I’m sure Caïnan Dawn get slightly hacked off with careless Deathspell Omega or Aosoth comparisons because that isn’t exactly where this is at. But at the same time the unsettling work of their French cousins is locked in here, sliding through those riffs like a shambling thing from the bayou swamps. Like its predecessor, F.O.H.A.T. is in no hurry to impress. As sweet as first track Kaos Theos Kosmos is, beginning with its clipped, gothic-industrial soundtrack, Caïnan Dawn – as on thAVMIAL – takes a bit to warm up. The obsidian, occult-laden black sounds run freely from the first pummelling chords. Barring the slightly drifting, solemn reverie of Ylem, it’s relentlessly direct and invigorating. But it’s Caïnan Dawn’s ability to measure the velocity of its speed and make the most of some hypnotically repetitive and pulsing musical arteries where the band really begins to unfurl its rotten, astral wings.

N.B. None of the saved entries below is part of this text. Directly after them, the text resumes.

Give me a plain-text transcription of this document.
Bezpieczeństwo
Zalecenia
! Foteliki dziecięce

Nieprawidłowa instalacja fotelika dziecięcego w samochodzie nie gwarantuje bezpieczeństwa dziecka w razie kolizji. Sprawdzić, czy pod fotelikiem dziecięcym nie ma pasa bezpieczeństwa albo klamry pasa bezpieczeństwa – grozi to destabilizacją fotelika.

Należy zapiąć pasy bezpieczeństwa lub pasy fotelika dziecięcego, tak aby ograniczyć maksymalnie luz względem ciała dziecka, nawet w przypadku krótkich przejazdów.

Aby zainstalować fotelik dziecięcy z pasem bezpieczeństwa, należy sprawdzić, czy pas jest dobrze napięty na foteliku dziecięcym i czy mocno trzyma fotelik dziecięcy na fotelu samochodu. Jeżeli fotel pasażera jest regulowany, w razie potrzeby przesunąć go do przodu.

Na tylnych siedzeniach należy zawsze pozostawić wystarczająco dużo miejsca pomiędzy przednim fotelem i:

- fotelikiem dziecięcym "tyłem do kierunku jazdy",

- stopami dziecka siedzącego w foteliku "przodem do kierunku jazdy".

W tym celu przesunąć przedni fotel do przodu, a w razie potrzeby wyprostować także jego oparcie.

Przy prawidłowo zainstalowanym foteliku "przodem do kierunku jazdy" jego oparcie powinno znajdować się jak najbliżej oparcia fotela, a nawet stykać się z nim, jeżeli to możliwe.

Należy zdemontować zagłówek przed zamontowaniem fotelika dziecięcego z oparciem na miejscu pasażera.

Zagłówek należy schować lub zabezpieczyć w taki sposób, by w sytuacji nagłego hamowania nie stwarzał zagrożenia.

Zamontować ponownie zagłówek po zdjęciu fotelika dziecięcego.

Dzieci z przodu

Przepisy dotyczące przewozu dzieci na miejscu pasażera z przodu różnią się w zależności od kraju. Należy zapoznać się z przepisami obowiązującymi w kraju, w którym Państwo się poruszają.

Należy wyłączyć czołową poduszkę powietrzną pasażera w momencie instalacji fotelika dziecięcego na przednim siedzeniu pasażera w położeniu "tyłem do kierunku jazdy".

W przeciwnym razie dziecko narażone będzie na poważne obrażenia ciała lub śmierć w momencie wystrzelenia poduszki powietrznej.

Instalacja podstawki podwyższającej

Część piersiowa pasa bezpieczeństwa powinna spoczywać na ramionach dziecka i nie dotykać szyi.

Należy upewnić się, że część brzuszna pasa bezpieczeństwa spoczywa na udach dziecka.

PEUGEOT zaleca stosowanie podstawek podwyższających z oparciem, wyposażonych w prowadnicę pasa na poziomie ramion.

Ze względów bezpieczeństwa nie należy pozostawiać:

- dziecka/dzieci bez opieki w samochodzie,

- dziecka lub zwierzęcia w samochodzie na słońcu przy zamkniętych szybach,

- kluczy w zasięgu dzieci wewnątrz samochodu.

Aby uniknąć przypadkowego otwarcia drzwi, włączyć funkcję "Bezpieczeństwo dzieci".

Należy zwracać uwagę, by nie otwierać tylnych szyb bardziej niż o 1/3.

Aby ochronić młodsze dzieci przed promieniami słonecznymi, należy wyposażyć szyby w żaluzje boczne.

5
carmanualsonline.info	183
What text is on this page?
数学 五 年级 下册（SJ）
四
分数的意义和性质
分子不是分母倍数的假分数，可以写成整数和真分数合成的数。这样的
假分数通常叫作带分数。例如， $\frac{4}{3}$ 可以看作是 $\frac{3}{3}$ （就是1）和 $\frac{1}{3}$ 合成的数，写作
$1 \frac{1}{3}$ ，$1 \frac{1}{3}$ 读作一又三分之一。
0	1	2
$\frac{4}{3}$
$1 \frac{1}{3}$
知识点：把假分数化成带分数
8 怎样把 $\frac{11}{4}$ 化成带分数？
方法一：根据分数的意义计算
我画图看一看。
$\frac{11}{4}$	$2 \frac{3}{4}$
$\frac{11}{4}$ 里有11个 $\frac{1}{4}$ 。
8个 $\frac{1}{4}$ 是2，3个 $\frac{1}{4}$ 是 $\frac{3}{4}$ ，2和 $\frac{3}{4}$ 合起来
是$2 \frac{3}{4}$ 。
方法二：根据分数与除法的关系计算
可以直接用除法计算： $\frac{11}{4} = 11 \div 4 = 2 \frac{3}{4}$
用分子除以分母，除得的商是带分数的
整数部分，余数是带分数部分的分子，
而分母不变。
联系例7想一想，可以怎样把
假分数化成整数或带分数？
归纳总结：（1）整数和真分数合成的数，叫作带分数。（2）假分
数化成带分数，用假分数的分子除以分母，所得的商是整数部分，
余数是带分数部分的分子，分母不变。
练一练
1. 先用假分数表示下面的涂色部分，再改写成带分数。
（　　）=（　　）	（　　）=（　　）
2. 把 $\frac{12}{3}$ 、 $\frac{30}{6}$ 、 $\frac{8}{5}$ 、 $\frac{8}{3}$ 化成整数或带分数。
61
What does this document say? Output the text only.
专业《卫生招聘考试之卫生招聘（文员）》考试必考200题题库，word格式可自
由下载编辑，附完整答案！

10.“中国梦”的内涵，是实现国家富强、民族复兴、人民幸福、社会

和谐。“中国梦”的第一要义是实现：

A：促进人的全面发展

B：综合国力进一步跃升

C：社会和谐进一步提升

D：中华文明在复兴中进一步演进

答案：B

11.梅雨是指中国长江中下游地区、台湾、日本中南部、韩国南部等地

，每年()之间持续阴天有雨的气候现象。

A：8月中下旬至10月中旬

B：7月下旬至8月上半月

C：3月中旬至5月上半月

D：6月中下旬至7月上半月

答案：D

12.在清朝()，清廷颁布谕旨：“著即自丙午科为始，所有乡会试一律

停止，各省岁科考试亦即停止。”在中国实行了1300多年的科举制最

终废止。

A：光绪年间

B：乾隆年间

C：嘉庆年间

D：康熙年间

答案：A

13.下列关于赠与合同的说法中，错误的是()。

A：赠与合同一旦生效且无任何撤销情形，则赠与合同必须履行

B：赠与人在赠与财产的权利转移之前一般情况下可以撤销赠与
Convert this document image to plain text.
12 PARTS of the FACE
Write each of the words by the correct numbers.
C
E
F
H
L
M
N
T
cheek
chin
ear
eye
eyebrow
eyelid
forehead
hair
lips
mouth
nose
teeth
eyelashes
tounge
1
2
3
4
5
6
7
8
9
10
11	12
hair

F.O.H.A.T. avoids needless complexity but frequently uses its copious energy to weave its menacing tapestries in bloodless sinew. Layer upon layer is added to the lengthy tracks making album the album feel dense – but at the same time sinking into it and appreciating those subtleties feels more effortless than many other ‘occult’ outings. As the album gathers itself, its angry vocals, abominable sound effects and black metal-ness all begin to gather into an ever greater crescendo. A transition barely noticeable on the first spin but ever more obvious with every listen. Even Ylem picks up the pace eventually, and the raging, battling tremolos on penultimate track Fathomless finally give way to the ecstatic torrent of Om and the final acceleration into the penumbra of Caïnan Dawn’s cosmic chaos. F.O.H.A.T. is a weighty, commanding album that is more direct than many of its occult counterparts and does not suffer one bit for that relentless impetus. Much more of this and Caïnan Dawn bit just begin to claw their way into the front ranks of the Gallic underground.